Two community scientists reflect on searching for wolverines.

Story by Jack McLeod and Peter Loft. Gulo photos from CWP camera stations they installed and managed for us.

Peter on the approach to their research station for Cascades Wolverine Project. Photo by Jack McLeod

Note: Jack McLeod and Peter Loft have been volunteering with CWP for 4 years now, and for Conservation Northwest’s community science program for many years prior to this.

“The fear is that in my grandkids’ lifetime, these animals may disappear from our backyard, and I do not want to be the old man who had to confess ‘I didn’t do a damn thing about it.’” This recent conversation is on our minds as we ski up the highway with packs full of camera gear.

It’s January 2022. We first climbed Silver Star Peak, the most prominent summit in this part of the range, decades ago but this trip has a unique purpose. We’re volunteering with Conservation Northwest and the Cascades Wolverine Project trying to capture images of Gulo gulo, the elusive wolverine. 

Our plan was to set cameras up at high elevation in early December but the road closed 3 days before our target date. It’s now late January, the trailhead is almost 7 miles up the closed road, we don’t have a snowmobile, packs will be heavy, snow conditions in the woods will be crusty and the forecast calls for stormy weather. So naturally our planning conversation ends with “Let’s go! A nice long road ski in sh– conditions to get to the trailhead will build character!”

This is the joy of citizen science. Something arduous, that you might not do otherwise, turns out be a lot of fun. It’s the magic of being outdoors with good friends and contributing to important causes. Wolverines are an indicator species for ecosystem health. Exterminated from Washington state in the 1900’s, a few have migrated south from British Columbia. The small populations that now exist are threatened by habitat fragmentation and loss of deep snow for denning sites. Finding out how these animals respond to the relentless march of climate change and the creeping effects of more people in the back country will help policy makers make sound management decisions based on science instead of ideology or politics. 

As citizen scientists, ordinary people collect and contribute data to research projects on everything from measuring glacier volume to discovering exoplanets.

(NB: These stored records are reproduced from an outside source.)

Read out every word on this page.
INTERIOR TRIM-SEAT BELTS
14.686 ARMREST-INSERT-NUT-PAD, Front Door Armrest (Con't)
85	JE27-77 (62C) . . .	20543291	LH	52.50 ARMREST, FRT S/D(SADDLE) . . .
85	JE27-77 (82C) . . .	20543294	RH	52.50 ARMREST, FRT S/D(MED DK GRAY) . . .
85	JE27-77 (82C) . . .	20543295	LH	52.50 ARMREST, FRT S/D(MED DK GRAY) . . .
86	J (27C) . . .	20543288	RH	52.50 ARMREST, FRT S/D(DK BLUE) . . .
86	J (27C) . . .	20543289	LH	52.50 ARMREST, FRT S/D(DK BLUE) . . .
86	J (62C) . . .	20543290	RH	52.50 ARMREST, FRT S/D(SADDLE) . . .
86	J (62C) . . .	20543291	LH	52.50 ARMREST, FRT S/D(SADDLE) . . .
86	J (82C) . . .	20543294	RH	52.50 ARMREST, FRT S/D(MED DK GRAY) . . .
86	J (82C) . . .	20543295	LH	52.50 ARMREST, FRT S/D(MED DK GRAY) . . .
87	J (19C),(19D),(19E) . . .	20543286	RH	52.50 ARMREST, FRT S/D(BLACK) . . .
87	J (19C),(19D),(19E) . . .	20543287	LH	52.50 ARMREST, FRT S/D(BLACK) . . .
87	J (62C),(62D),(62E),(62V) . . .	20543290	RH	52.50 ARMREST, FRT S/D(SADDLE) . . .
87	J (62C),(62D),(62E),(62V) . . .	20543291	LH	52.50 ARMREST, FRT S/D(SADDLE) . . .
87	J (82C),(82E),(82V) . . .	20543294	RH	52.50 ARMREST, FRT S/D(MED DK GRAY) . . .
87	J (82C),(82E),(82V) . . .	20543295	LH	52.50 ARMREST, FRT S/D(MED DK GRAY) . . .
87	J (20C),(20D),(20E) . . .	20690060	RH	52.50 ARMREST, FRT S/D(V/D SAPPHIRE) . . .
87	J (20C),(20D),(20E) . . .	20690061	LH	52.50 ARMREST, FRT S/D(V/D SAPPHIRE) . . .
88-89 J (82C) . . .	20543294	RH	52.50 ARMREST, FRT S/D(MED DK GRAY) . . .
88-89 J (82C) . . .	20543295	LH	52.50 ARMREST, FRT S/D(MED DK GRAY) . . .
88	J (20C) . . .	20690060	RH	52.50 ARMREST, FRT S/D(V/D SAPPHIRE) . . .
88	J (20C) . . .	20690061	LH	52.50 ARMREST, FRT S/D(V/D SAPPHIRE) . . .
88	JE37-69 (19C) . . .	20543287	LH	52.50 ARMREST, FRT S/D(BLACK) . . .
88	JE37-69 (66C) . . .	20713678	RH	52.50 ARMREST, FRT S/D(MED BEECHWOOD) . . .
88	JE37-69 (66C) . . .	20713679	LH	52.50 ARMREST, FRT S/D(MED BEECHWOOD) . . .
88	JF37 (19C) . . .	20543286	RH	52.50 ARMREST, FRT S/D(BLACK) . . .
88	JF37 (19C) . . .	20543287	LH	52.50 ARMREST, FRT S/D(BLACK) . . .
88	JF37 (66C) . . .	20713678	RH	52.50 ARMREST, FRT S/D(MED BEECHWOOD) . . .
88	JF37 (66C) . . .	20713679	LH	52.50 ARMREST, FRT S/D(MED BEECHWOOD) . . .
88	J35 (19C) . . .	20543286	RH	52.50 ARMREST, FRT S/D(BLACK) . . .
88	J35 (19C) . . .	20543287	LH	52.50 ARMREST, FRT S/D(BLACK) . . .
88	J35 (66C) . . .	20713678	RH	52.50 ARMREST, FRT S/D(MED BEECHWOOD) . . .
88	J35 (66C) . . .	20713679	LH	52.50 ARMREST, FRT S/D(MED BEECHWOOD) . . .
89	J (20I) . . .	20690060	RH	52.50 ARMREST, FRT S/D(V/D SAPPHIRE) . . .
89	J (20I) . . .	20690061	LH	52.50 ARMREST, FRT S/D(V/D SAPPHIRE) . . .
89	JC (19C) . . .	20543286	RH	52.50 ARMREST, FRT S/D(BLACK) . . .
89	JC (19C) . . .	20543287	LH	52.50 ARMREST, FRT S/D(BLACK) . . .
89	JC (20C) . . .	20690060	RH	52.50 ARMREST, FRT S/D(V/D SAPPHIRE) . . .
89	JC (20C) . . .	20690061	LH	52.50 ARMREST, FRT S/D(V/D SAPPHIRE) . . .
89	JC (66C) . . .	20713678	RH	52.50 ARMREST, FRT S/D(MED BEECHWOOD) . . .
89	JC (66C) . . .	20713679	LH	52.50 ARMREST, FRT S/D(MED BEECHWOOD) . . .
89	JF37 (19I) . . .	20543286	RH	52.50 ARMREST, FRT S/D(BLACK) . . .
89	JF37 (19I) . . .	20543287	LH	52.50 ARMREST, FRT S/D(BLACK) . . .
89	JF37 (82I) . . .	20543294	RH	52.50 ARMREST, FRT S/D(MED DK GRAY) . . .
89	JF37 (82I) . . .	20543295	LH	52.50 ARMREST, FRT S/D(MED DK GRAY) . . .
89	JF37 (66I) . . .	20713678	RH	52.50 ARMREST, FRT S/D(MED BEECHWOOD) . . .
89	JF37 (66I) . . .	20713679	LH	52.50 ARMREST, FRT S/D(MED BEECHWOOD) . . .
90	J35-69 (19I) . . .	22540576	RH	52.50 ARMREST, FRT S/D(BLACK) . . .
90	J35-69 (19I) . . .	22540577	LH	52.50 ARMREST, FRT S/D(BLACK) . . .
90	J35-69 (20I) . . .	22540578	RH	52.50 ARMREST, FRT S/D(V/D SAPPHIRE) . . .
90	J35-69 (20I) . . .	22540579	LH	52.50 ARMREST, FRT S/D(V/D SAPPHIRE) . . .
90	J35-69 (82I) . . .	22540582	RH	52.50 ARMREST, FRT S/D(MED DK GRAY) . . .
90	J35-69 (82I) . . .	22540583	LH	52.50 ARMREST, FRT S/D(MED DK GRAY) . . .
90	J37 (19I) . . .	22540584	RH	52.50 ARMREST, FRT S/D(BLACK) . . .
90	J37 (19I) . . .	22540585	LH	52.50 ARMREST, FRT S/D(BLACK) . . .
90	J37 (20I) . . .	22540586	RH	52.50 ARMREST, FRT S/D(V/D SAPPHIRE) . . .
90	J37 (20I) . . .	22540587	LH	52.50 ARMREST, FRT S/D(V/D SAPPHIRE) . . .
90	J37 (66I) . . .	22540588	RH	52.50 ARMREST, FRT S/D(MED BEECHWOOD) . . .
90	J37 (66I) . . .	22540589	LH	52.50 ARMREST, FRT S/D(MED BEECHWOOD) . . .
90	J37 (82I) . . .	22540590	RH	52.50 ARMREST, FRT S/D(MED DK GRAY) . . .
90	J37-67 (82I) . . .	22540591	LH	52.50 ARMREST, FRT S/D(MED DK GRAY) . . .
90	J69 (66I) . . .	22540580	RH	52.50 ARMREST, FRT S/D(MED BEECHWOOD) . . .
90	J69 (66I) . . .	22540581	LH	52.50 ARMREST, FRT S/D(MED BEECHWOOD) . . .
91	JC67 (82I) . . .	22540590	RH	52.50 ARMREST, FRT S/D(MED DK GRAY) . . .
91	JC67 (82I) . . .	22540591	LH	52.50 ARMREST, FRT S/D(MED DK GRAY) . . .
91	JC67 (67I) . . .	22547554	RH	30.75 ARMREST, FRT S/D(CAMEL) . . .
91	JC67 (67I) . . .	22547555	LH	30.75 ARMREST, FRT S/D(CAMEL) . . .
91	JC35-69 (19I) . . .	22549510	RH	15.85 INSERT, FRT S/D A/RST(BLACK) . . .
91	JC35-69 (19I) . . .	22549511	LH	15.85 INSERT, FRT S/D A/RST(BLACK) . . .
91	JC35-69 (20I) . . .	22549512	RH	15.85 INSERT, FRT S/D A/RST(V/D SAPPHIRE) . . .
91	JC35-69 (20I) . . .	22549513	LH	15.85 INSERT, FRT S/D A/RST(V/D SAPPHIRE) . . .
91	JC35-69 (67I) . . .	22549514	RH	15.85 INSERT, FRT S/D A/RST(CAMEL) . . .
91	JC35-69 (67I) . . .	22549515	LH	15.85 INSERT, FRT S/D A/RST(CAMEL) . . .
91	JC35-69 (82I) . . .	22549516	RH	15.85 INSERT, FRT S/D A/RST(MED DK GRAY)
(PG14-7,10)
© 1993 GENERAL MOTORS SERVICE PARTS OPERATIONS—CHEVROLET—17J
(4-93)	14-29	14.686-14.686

In our case, we’ve spent the last few years setting up and monitoring wildlife cameras in remote North Cascade locations. It’s always exciting to come back and check the camera to see who lives in these areas. Last summer one subalpine camera revealed an intricate ecosystem with wolverine, wolf, moose and a variety of common and not commonly seen animals from marmot to flying squirrel. The Silver Star station is one individual location but over the years, along with other volunteers and locations, these cameras provide invaluable and irreplaceable data. 

For our January morning trip, there will be a long road slog and difficult crusty snow in the woods so we choose different strategies, a multi-faceted plan of attack. Between us, we have one pair of decades-old light-weight cross-country skis, one pair of modern metal-edged alpine touring (“AT”) skis and one pair of snowshoes. 

The road approach is a long but refreshing warmup and both types of skis work well. We attach climbing skins for the steep valley ascent. The AT skins are fat for maximum grip. An old pair of telemark ski skins work well on the skinny cross-country skis. 

Leaving the highway corridor and heading up the mountainside is serene as always, with one profound difference. Last summer’s 56,000 acre Cedar Creek fire burned large patches of forest. Naked trees open our lines of site. Giant boulders, cliffy slopes and dips in the terrain are more visible. And the landscape is desaturated. Greens are replaced with shades of rust. The remaining black trees create grey stick shadows carpeting the winter base like zebra stripes. 

Jack holding up an index card while setting up a research station for Cascades Wolverine Project.

With the newly opened landscape, we can better imagine where a wolverine might travel. We explore new terrain and find a camera location away from the narrow valley corridor where most skiers and hikers travel. On the edge of stripped trees, across an open avalanche path with easy access to the high alpine, we think the site is perfect. We hope wolverines feel the same way!

With cameras set, we navigate back down the audibly crusty slopes. Snowshoes replace skinny skis. Fat metal-edged skis churn and shatter through the crust. 

The road trip is 6+ miles of mostly downhill glide, complementing the satisfaction of setting another camera station with hopes of once again capturing Gulo gulo. 

Photo of a wolverine from the research station Peter and Jack set up to monitor wolverines in the North Cascades for Cascades Wolverine Project.
Video footage of the wolverine from Peter and Jack’s research station.
Peter taking in the scenery while on their way to their research station.